そんなとき、ソフト屋はクスリ屋だと思いました。
 経営を改善するため、経営効率を上げるための“クスリ”(ソフトウェア)は、“患者”(顧客)の要望に応じてどんなものでも“調合”(開発)できます。でも、所詮、我々が提供できるのはクスリなんです。
 対処療法はできても根本治療はできないのです。
 まして、自らの健康状態を把握していただくための指導などできるはずもありません。
 医者は患者に「ちゃんと睡眠時間をとりなさい」とか「運動して身体を鍛えなさい」とか指導します。患者はその言いつけを守り、そしてクスリを飲むことにより、病は完治します。

 中小企業経営の医者、すなわち、健康になるための助言や健康状態を把握できるように指導することができる“医者”の必要性を強く感じた私は、中小企業経営の勉強をする傍ら、“病院”を開設しました。
 中小企業診療所という名前で、文字通り、中小企業経営者を相手にした経営の診療所を作りました。
 法人化する際、「診療所」という名前が医療法に抵触するということで「診断所」と改め、有限会社中小企業診断所として活動しています。

 前述しましたように、経営は自らの健康状態を把握できなければなりません。
 決算書や試算表をある程度読むことができ、“疾患”を関知して、然るべき“治療”を施さなければなりません。
 近年、私のところに助けを求めに来られる“重症患者”の多くは、自らの病の重さに気が付いておられません。いや、今は気付いておられるのでしょうが、もっと早い段階ではまったく気付かなかったということが多いのです。すなわち、『手遅れ』なのです。
 人間の病でもそうですが、手遅れになるほどやっかいなことはありません。せめてあと1年、早く気付いていれば手が打てたものを、と思うことが少なくありません。
 たいていは手を打ちたくても打つための資金が枯渇してしまって、まったく何もできない状態なのです。あとは静かに死を待つのみ、と。

 私がここで申し上げたいのは、経営者たるもの、最低限の経理知識を持っていただきたい。そして、自らの健康状態をしっかりと把握してもらいたいということなのです。
 そして、万が一、病があれば『早期発見、早期治療』をしていただきたい。そしてそのことは決して難しいことではありません。
 今まで述べてきましたように、ちょっと努力すればできるのです。
 ちょっとしたきっかけと動機があれば、健康状態を把握できるようになることなど簡単なのです。
 その必要性を感じないか、難しいものと思い込んでいるか、です。
 私は京都府下の中小企業者1500名で構成する京都中小企業家同友会に所属しております。
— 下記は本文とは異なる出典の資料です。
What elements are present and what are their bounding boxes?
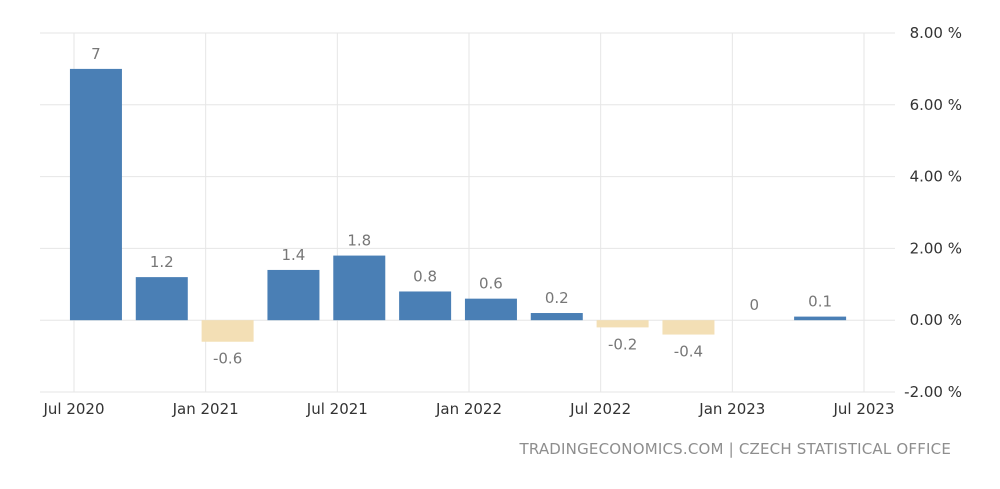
x-tick-label: Jan 2021	[172, 400, 239, 418]
bar-value-label: 1.4	[282, 246, 306, 264]
bar	[333, 255, 386, 321]
y-tick-label: 6.00 %	[910, 96, 962, 114]
y-tick-label: 4.00 %	[910, 168, 962, 186]
x-tick-label: Jul 2021	[306, 400, 368, 418]
y-tick-label: 0.00 %	[910, 311, 962, 329]
x-tick-label: Jul 2022	[569, 400, 631, 418]
bar-value-label: -0.2	[608, 335, 637, 353]
y-tick-label: 2.00 %	[910, 239, 962, 257]
bar	[399, 291, 452, 321]
bar-value-label: 1.8	[347, 232, 371, 250]
bars	[69, 68, 847, 342]
bar	[464, 298, 517, 321]
bar	[662, 320, 715, 335]
x-tick-label: Jan 2022	[435, 400, 502, 418]
bar-value-label: 0.8	[413, 267, 437, 285]
bar-value-label: 0.2	[545, 289, 569, 307]
bar-value-label: -0.4	[674, 343, 703, 361]
value-labels: 7 1.2 -0.6 1.4 1.8 0.8 0.6 0.2 -0.2 -0.4 0 0.1	[91, 45, 832, 368]
bar	[267, 269, 320, 321]
bar-value-label: 0.1	[808, 293, 832, 311]
bar	[530, 313, 583, 321]
bar	[69, 68, 122, 321]
bar	[201, 320, 254, 342]
gridlines	[40, 32, 895, 393]
bar-value-label: 7	[91, 45, 101, 63]
bar	[794, 316, 847, 321]
bar-value-label: -0.6	[213, 350, 242, 368]
bar-value-label: 1.2	[150, 253, 174, 271]
y-axis-labels: 8.00 % 6.00 % 4.00 % 2.00 % 0.00 % -2.00 %	[904, 24, 962, 401]
x-tick-label: Jan 2023	[698, 400, 765, 418]
bar	[596, 320, 649, 328]
bar-value-label: 0.6	[479, 275, 503, 293]
x-axis-labels: Jul 2020 Jan 2021 Jul 2021 Jan 2022 Jul 2022…	[42, 400, 894, 418]
x-tick-label: Jul 2020	[42, 400, 104, 418]
bar	[135, 277, 188, 321]
y-tick-label: -2.00 %	[904, 383, 962, 401]
y-tick-label: 8.00 %	[910, 24, 962, 42]
bar-value-label: 0	[750, 296, 760, 314]
x-tick-label: Jul 2023	[832, 400, 894, 418]
source-credit: TRADINGECONOMICS.COM | CZECH STATISTICAL…	[519, 440, 951, 458]
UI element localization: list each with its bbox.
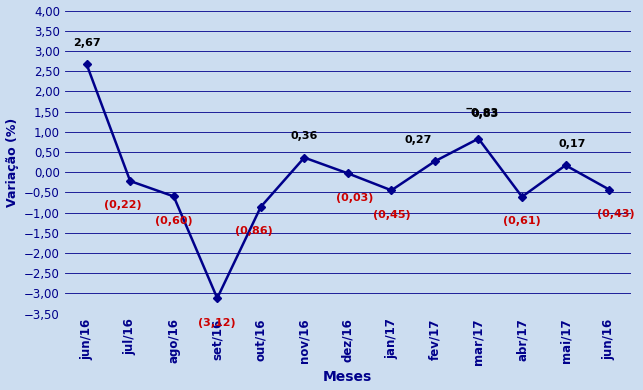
Text: (0,45): (0,45) xyxy=(372,210,410,220)
Text: 0,27: 0,27 xyxy=(404,135,432,145)
Text: ̅0,83: ̅0,83 xyxy=(472,108,499,118)
Text: 0,36: 0,36 xyxy=(291,131,318,141)
Text: (0,60): (0,60) xyxy=(155,216,192,226)
Text: (0,03): (0,03) xyxy=(336,193,374,203)
X-axis label: Meses: Meses xyxy=(323,370,372,385)
Text: 0,17: 0,17 xyxy=(559,138,586,149)
Y-axis label: Variação (%): Variação (%) xyxy=(6,117,19,207)
Text: (0,22): (0,22) xyxy=(104,200,142,211)
Text: 0,83: 0,83 xyxy=(472,109,499,119)
Text: (3,12): (3,12) xyxy=(199,317,236,328)
Text: (0,61): (0,61) xyxy=(503,216,541,226)
Text: (0,86): (0,86) xyxy=(235,226,273,236)
Text: 2,67: 2,67 xyxy=(73,37,100,48)
Text: (0,43): (0,43) xyxy=(597,209,635,219)
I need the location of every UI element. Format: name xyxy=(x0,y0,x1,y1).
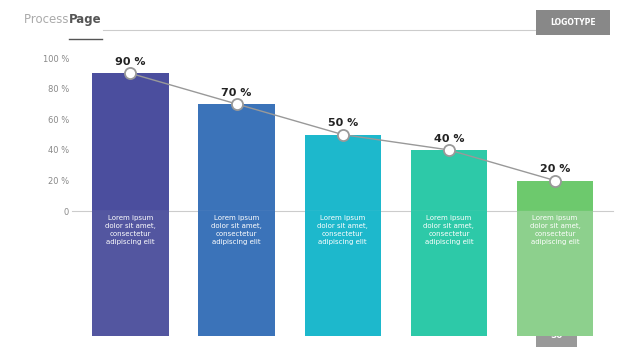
Text: Lorem ipsum
dolor sit amet,
consectetur
adipiscing elit: Lorem ipsum dolor sit amet, consectetur … xyxy=(105,215,156,245)
Bar xyxy=(92,73,168,211)
Bar xyxy=(198,104,275,211)
Text: 50: 50 xyxy=(550,331,562,340)
Text: 70 %: 70 % xyxy=(222,88,252,98)
Text: 50 %: 50 % xyxy=(327,119,358,128)
Text: Lorem ipsum
dolor sit amet,
consectetur
adipiscing elit: Lorem ipsum dolor sit amet, consectetur … xyxy=(423,215,475,245)
Text: 40 %: 40 % xyxy=(434,134,464,144)
Text: 20 %: 20 % xyxy=(540,164,570,175)
Text: Lorem ipsum
dolor sit amet,
consectetur
adipiscing elit: Lorem ipsum dolor sit amet, consectetur … xyxy=(211,215,262,245)
Text: LOGOTYPE: LOGOTYPE xyxy=(550,18,595,27)
Text: Page: Page xyxy=(69,13,101,26)
Text: Lorem ipsum
dolor sit amet,
consectetur
adipiscing elit: Lorem ipsum dolor sit amet, consectetur … xyxy=(317,215,368,245)
Text: Process: Process xyxy=(24,13,72,26)
Bar xyxy=(517,181,593,211)
Text: 90 %: 90 % xyxy=(115,57,146,67)
Bar xyxy=(411,150,487,211)
Bar xyxy=(304,134,381,211)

「良い会社を作ろう」「優れた経営者になろう」「経営環境を改善しよう」というスローガンのもと、いろいろな『学び』を追求する中で、毎年、「経営指針周辺知識勉強会」をやらせていただいております。
 経営指針というのは、いわゆるビジネスプランのことで、その経営指針をしっかりと持とうというのは、全国の中小企業家同友会共通の理念です。
 経営指針を作ろうという掛け声は挙がるものの、決算書すら読めない経営者が少なくない状態では、経営指針に基づく近代経営などおぼつきません。ですから、経理知識をはじめとした周辺知識を持っていただくために、「決算書の読み方」「経営分析の仕方」「マーケティング戦略と事業ドメイン」といった勉強会をやらせていただいております。
 毎回、熱心な経営者の方が多く集まって勉強していただくのですが、別の見方をすれば、如何に決算書が読めない経営者が多いかということを物語っております。

 差別化が叫ばれる昨今、戦略的な経営を推し進める上においても、必要最小限の経理知識は必要であるとの認識を持っていただきたいと思います。
 いままで経理というものにあまり接してこられなかった方にとっては、大変、ハードルが高く感じられます。
 でも、必要最小限の知識を持っていただくことは決して難しいことではなく、また、これからの経営を考える上においても大変重要でかつ必要なことなのです。
 経理とか会計とか簿記とかを難しいものととらえるのではなく、できるところから身近に接していくことが大切だと思います。
 そして、ご自身の身の丈にあった知識武装をしていただき、日々の中小企業経営に臨んでいただきたいと願っております。